Last week i bought a cheap EOS adapter to try my Canon L lenses to see if it was worth getting an auto focus adapter, the cheap adapter has no aperture adjustment so these were probably shot wide open, i think i might get an auto focus adapter

Canon 50mmF1.4






Canon 24-70L


----------



## bwana4swahili (May 4, 2014)

gsgary said:


> Last week i bought a cheap EOS adapter to try my Canon L lenses to see if it was worth getting an auto focus adapter, the cheap adapter has no aperture adjustment so these were probably shot wide open, i think i might get an auto focus adapter



I don't own the A7 but I have owned an A7R since Nov '13.  Since I'm coming from a Canon background I have loads of both FD and EOS lenses.  All work very well with both a Metabones III and King adapter.  The King adapter is not quite as snug a fit as the Metabones but is one-third the cost; both allow automatic operation of EOS lenses.  I also have various adapters for FD, Minolta, Pentax, M42 and T2 lens mounts; all manual but they also work reasonably well.

The A7/A7R is a great camera for legacy glass AND really does make a few of the old lenses shine!  My old Pentax K (35mm film) lenses, in particular, yield great results.  Better than I ever remember them performing with film...

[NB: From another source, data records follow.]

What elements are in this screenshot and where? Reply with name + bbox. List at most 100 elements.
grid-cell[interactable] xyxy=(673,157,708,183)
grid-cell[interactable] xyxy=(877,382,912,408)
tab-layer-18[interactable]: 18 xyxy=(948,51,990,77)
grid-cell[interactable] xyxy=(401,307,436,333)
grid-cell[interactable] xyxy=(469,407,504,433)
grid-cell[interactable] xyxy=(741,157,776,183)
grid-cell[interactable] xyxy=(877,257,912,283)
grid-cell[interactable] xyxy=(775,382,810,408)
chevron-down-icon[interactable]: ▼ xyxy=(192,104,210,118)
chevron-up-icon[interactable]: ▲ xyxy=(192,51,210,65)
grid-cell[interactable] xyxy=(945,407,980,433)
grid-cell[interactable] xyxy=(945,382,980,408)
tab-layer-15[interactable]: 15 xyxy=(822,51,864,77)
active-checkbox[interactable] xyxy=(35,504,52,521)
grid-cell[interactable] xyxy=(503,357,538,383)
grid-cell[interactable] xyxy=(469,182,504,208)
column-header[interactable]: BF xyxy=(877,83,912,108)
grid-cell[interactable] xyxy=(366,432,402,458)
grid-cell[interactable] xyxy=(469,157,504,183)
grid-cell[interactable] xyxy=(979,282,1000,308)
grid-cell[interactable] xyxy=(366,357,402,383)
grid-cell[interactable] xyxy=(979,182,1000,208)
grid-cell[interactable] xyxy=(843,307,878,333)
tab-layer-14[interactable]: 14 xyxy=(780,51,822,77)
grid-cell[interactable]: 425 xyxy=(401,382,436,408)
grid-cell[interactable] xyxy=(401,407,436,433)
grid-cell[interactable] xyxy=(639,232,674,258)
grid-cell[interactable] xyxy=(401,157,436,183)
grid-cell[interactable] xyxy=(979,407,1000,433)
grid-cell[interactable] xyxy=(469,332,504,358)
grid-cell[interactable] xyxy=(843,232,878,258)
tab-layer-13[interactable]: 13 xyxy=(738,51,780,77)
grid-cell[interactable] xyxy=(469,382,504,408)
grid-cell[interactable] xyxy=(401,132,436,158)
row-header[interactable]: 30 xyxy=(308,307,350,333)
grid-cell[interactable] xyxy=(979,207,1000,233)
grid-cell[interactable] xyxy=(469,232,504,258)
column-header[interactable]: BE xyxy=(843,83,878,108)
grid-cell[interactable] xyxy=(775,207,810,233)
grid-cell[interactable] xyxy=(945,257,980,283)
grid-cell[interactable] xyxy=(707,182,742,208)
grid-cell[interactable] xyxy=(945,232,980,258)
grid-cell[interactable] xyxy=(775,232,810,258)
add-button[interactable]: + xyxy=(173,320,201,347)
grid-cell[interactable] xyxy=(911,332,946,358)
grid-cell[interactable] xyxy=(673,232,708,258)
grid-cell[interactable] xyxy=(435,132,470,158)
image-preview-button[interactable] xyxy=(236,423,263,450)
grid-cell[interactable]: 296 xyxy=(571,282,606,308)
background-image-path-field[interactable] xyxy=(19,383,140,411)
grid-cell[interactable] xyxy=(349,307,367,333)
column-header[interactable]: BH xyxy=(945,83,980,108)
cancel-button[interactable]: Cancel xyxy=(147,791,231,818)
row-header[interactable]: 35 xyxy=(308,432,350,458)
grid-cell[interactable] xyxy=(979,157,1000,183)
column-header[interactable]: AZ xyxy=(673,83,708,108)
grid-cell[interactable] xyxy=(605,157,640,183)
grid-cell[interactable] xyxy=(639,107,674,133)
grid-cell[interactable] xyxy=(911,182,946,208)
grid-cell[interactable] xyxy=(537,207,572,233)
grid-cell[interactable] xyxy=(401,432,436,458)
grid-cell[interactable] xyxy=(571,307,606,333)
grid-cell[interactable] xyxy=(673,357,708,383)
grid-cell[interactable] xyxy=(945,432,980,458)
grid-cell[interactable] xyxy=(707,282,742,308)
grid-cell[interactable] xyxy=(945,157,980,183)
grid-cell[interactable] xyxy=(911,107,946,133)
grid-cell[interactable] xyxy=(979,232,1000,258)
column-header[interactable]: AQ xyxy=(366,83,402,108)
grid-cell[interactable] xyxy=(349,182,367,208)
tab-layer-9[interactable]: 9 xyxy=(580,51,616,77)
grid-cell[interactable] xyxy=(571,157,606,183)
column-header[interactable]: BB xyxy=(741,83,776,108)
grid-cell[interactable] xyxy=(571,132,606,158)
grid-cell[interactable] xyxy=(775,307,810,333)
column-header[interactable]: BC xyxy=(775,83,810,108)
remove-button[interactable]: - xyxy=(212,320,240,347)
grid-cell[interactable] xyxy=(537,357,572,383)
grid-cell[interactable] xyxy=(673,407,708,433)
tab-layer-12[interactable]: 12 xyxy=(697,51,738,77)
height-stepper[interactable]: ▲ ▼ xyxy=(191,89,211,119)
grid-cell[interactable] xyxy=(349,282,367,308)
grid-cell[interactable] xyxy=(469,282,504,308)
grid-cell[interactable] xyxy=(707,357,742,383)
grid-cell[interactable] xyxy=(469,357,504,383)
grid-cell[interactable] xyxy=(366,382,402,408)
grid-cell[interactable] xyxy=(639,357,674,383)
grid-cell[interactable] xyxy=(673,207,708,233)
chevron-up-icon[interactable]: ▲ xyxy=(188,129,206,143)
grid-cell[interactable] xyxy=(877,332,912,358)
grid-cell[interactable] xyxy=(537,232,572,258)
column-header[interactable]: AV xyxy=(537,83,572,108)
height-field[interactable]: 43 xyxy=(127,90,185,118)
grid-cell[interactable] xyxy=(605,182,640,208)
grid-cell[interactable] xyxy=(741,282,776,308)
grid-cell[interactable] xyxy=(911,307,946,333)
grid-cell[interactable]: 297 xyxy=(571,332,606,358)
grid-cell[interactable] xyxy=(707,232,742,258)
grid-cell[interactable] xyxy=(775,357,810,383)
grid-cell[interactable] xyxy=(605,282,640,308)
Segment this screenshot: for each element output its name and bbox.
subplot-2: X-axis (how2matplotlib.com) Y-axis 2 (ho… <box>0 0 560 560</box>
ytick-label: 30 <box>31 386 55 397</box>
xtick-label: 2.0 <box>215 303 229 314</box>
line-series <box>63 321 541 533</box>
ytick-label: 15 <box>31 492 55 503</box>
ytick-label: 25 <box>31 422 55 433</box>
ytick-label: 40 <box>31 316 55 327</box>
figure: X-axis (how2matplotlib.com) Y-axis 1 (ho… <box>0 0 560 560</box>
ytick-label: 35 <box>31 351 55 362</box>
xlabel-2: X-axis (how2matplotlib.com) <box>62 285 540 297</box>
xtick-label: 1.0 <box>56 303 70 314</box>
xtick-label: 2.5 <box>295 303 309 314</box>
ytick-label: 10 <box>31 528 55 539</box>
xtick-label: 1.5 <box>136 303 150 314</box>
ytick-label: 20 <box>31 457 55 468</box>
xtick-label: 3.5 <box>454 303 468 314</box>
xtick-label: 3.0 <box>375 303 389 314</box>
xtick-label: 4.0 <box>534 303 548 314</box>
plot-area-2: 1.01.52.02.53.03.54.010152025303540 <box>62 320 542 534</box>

You can also get adapters with built-in aperture adjustment for those automatic lenses that won't work with automatic adapters.  There is also a very nice helical adapter for macro work with convention lenses; works wonderfully with a Canon 200 f/2.8 lens I own.

bwa


----------



## gsgary (May 5, 2014)

bwana4swahili said:


> gsgary said:
> 
> 
> > Last week i bought a cheap EOS adapter to try my Canon L lenses to see if it was worth getting an auto focus adapter, the cheap adapter has no aperture adjustment so these were probably shot wide open, i think i might get an auto focus adapter
> ...



At the moment i have the Voigtlander close focus for my Leica lenses, but the colours from the EOS lenses look very nice and the A7 looks great with the 50F1.4


----------